Het blijft de komende jaren aantrekkelijk om vervuilde grond met subsidie van de overheid te saneren. Bovendien wordt het verkrijgen van subsidie en het uitvoeren van saneringen eenvoudiger.

Dat zijn in het kort de belangrijkste afspraken uit het convenant ‘Bodem en Bedrijfsleven 2015’ dat tussen de overheid en VNO-NCW / MKB Nederland is gesloten. Dit bodemconvenant is een belangrijke mijlpaal op weg naar de Omgevingswet in 2018. Deze regeling geldt ook voor tankstations die nog in gebruik zijn.

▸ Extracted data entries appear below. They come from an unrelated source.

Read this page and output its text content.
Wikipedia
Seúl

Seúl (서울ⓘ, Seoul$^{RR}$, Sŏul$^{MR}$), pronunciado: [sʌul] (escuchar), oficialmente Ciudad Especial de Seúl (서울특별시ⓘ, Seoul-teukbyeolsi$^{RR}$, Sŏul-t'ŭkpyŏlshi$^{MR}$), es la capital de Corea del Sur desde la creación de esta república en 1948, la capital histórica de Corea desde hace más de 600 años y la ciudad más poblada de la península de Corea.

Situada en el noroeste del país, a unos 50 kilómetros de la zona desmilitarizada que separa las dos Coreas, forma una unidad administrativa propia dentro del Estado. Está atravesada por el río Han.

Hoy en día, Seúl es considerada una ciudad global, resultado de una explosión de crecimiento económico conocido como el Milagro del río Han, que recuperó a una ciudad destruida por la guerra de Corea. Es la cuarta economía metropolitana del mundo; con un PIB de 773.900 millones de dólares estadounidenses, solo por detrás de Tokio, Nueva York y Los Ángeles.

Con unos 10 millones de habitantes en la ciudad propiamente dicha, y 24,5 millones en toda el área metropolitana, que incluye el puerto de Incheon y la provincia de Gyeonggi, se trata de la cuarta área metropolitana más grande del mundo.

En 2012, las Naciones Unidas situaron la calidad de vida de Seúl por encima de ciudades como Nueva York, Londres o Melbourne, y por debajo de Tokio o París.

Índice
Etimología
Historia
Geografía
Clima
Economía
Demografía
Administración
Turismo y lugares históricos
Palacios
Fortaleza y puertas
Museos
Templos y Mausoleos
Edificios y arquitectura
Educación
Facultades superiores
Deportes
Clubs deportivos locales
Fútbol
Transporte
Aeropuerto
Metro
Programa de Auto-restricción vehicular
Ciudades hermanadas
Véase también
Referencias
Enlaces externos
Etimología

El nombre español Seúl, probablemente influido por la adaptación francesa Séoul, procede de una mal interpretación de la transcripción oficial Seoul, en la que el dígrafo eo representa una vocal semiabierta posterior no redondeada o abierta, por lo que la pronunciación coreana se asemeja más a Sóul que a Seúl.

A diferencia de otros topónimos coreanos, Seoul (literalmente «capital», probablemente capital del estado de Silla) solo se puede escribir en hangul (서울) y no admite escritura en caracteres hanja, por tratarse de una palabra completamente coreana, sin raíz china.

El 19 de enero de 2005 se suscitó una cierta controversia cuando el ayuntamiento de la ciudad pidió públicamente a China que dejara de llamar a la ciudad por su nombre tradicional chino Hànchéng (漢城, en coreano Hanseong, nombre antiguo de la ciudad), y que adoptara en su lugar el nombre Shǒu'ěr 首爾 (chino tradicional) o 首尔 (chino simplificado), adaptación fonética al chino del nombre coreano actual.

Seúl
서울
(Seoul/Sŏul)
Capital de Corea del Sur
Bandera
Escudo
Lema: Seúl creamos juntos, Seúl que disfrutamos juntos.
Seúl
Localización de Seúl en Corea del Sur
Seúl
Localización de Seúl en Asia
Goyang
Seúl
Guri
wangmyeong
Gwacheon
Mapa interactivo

Het convenant dat VNO en MKB hebben ondertekend, volgt op het convenant ‘Bodem en Ondergrond’, dat in maart tussen het Rijk, Provincies, Gemeenten en Waterschappen is gesloten. Het bedrijfsleven was bij dat eerdere convenant niet betrokken, omdat overheden onderling een aantal afspraken op een rijtje moesten zetten. Zo moesten ze onderling instemmen met nieuwe tijdslijnen voor het aanpakken van spoedlocaties en overeenstemming bereiken over de onderlinge budgetverdeling. Vastgelegd is, dat spoedlocaties (bodemverontreinigingen die onveilig zijn voor mens of milieu) in 2020 aangepakt of minimaal beheerst zijn en ten slotte hebben de overheden afgesproken hoe ze omgaan met de honderden miljoenen subsidie, die van het Rijk via provincies en gemeenten naar ondernemers vloeien.

Betrokken bedrijfsleven

Met de ondertekening van het convenant Bodem en Bedrijfsleven wordt het bedrijfsleven actief betrokken bij afspraken rond bodemsanering, legt milieuspecialist  Jan Bessembinders van BOVAG uit: “De vorige bodemovereenkomst stamt uit 2001 en zonder nieuwe afspraken zouden ondernemers na 2017 geen aanvraag meer kunnen indienen voor hulp bij bodemsaneringen. Daar is niemand bij gebaat; ondernemers niet, het Rijk evenmin en het milieu al helemaal niet. Vandaar dat nieuwe afspraken noodzakelijk waren.” Daarnaast was het convenant nodig om de subsidieverlening makkelijker te maken. “In de praktijk zijn er nog te veel onnodige administratieve eisen, late uitbetaling en beperkte mogelijkheden voor afkoop. Nieuwe afspraken moeten deze hobbels wegnemen”, zegt Bessembinders. Het convenant tussen overheid en bedrijfsleven is bovendien een mijlpaal op weg naar de Omgevingswet, die vanaf 2018 wordt ingevoerd. “In de Omgevingswet wordt de zorgplicht voor vervuilde grond minder rigide vormgegeven dan nu het geval is. Door dit nu al in het convenant te benoemen, sorteren overheid en bedrijfsleven alvast voor op een redelijker bodembeleid. Dat scheelt geld en onnodig werk, want nu kan de overheid nog op zijn strepen staan en eisen dat je als ondernemer alle verontreiniging uit de bodem haalt – ook als dat voor het gebruik van de bodem helemaal niet nodig is.” De komende jaren gaan overheid en bedrijfsleven samen meer invulling geven aan dit ‘bodembeleid nieuwe stijl’ zoals het in de Omgevingswet zou komen te staan. 
 
Bodemverontreiniging kan bedrijven veel geld kosten. Om ondernemers te helpen bij het saneren van hun historische vervuiling, zijn in het verleden afspraken gemaakt voor subsidie en technische ondersteuning. BOVAG-leden maken hier sinds 2006 dankbaar gebruik van via Stichting Bodemcentrum, dat ondernemers de volledige zorg voor bodemsaneringen tegen gunstige tarieven uit handen kan nemen. “De nieuwe afspraken tussen overheid en bedrijfsleven borgen de hulp en subsidieverlening via Bodemcentrum ook in de toekomst. Ondernemers doen er dan ook goed aan om zich bij plannen voor het uitvoeren van een bodemsanering te melden bij Bodemcentrum”, besluit Bessembinders. Meer informatie over het Bodemcentrum vindt u op www.bodemcentrum.nl.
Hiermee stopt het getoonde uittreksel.